What, exactly, is a rice cake? (Anderson)
I keep finding myself wondering: what, exactly is the painted rice cake? Is it a
symbol? Does it represent something? A class of things? Reading “Painting of a
Rice Cake”, my great temptation is to think about this image as though it was a
metaphor for something. This assumes that the rice cake somehow harbors within
it the unifying logic that holds this short text together; if I can crack the
riddle of the meaning of the rice cake—or so my thinking goes—I will gain insight
into the whole. Although I am increasingly suspicious of any attempt to find Dōgen’s
skeleton-key, here is a highly provisional swipe in that direction. What
follows is a crude oversimplification of what seems to be happening in
these six short pages.
What does it mean that a rice cake is painted?
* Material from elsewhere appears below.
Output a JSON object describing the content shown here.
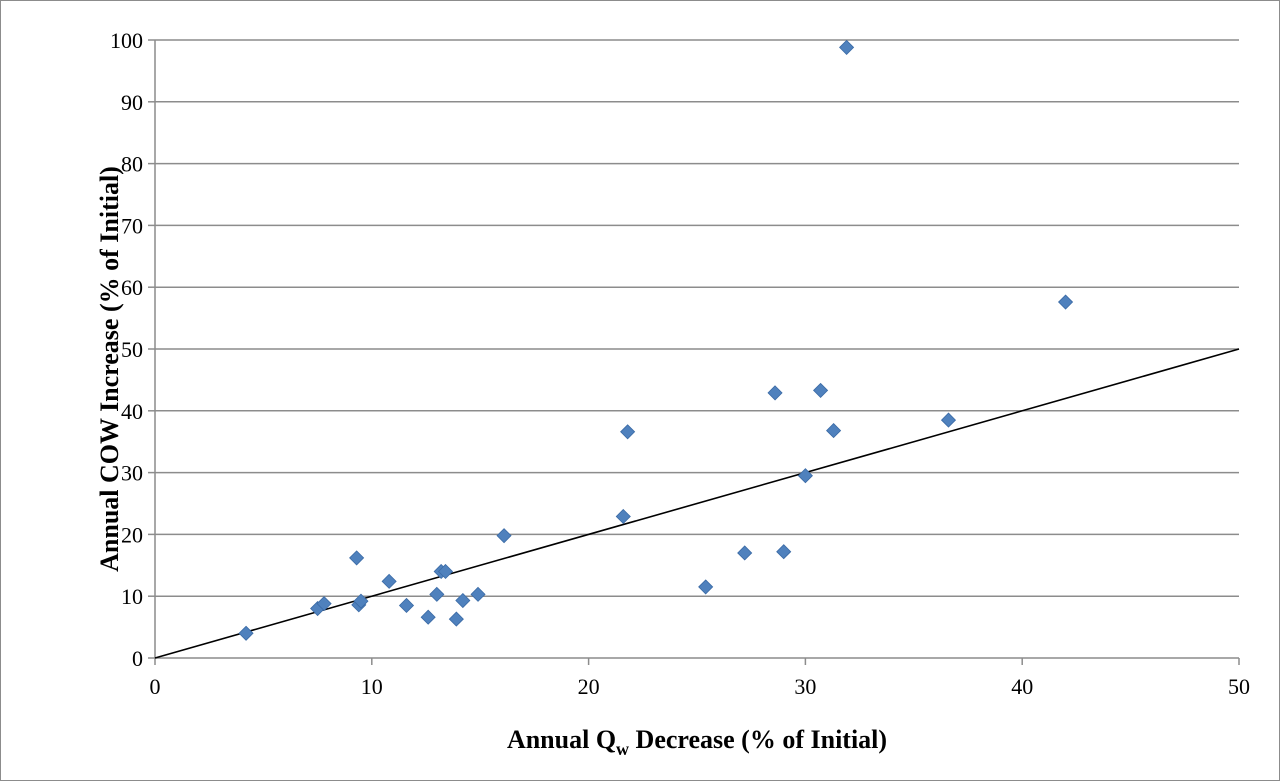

In the West we
often interpret representational painting—or, more broadly, representation as
such—as a false copy of an otherwise real object. The actual rice cake and
the painted rice cake, we might say, have two different degrees of realness: that
of the rice cake itself, which is exactly what it purports to be—and satisfies
hunger accordingly—and that of the painting, which is absolutely real to the
extent that it has the power to produce some of the same (primarily visual) experiences
as an actual rice cake, but lacks the substance required to satisfy hunger. Thought
of in this way, it makes some sense to distinguish between them, and to say, with Dōgen’s learned “skin bags”, that the former has the power to satisfy
hunger, while the latter does not (445). Of course, these distinctions don’t end
with rice cakes and paintings of rice cakes; when we think this way, the whole
world begins to sort itself into categories which reflect different degrees of
realness. Dōgen on the other hand, seems to want to correct this sort of dualistic
thinking, insisting that “the coming and going of birth and death is a
painting. Unsurpassed enlightenment is a painting. The entire universe and the
open sky are nothing but a painting” (446). That is, we must not distinguish
between a painting and even life’s most serious concerns, exalting one as the
weighty matter that it is and denigrating the other as a mere facsimile.
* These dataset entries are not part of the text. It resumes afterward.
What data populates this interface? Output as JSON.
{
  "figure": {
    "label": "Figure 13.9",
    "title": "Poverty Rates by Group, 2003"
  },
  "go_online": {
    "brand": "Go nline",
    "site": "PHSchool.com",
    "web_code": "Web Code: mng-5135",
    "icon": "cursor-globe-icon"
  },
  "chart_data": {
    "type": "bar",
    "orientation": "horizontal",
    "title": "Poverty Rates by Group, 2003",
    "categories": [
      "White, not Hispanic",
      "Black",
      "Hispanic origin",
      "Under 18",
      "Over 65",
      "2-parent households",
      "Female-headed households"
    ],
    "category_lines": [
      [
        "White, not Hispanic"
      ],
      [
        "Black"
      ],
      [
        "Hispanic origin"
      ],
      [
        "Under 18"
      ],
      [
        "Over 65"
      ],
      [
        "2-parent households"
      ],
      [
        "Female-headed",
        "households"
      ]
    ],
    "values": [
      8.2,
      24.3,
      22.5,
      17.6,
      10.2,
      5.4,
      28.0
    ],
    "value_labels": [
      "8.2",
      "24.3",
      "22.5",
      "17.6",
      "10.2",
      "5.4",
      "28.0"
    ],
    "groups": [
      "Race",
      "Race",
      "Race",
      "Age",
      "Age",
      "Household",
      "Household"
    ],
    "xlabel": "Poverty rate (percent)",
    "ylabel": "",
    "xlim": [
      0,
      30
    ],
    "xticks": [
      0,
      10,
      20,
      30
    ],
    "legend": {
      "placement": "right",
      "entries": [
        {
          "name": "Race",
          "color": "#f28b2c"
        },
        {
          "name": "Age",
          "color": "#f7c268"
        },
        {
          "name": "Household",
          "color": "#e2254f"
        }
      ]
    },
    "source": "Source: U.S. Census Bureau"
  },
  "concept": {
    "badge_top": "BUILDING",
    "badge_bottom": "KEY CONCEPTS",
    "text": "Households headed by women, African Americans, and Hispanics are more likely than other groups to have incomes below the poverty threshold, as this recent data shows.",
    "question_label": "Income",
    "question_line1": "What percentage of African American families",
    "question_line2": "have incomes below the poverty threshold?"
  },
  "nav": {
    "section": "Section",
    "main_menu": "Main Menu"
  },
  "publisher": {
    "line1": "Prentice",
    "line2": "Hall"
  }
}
What about the rice cake itself? Here, Dōgen’s point seems to
be that we are inclined to make an even more basic distinction between a rice
cake and any other object. Or, more to the point, we distinguish between any one object and any other object.
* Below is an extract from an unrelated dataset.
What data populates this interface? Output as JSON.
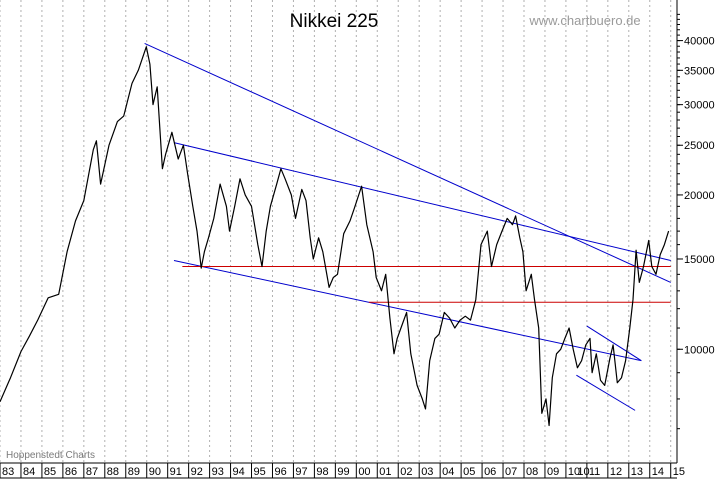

Perhaps another version of this same distinction is that between a particular
object and the general category to which that object belongs. Dōgen says at one
point that “a painting is all-inclusive, a rice cake is all-inclusive, things
are all-inclusive”, seeming to suggest that our customary distinction between
any particular thing and all other things is nothing but an illusion (446). A painting,
a rice cake, or anything at all, he seems to be saying, is also every other
thing.
With this idea, Dōgen seems to be picking up philosophy’s
most pervasive and fundamental question: the relationship between the many and
the one, between the general and the particular. But how can it be that a
singular thing—such as a rice cake or a painting—can also be said to be all things? If we accept that a thing is
all-inclusive, doesn’t that all-inclusiveness undermine our ability to identify
it as the particular thing that it surely is? Is it not, in other words, robbed
of its identity? We certainly seem to treat things as though there are
differences between them. Is that a mistake? It appears to be a perilous path that
Dōgen is starting down.
In the hands of another thinker, the question about what connects
one thing and the general class to which it belongs might find a solution in
the form of an account that holds that the world is made up of individual
things which somehow belong to, or participate in, general classes containing
many such objects. An account of this kind might have good reason to claim to
have reconciled the general with the particular if it can explain just how that
‘belonging’ or ‘participating’ works. But Dōgen seems to want to do something entirely
different, insisting instead on what strikes me as a much more radical view that holds that a particular
already is the general, and that
there is essentially no distinction between
things in the first place. If a rice cake is all-inclusive, as Dōgen suggests, it
is unnecessary to explain how that rice cake is related to all other things. Rather
than solving the underlying philosophical problem, this approach instead implies that there is no problem to be solved at
all. Moreover, Dōgen’s position seems to be that, inasmuch as we do perceive the relationship among the
world’s myriad objects as a problem requiring an explanation, it is we ourselves
who are projecting that problem onto a world which, encountered on its own
terms, requires no explanation.
Viewed in this way, a painting of a rice cake is a rice cake; a painting of a rice cake also satisfies hunger. As Dōgen says, “[r]ice cakes are not separate from hunger. Rice cakes are not separate from rice cakes” (446). If we perceive a need for distinctions here, we aren’t seeing things for what they are.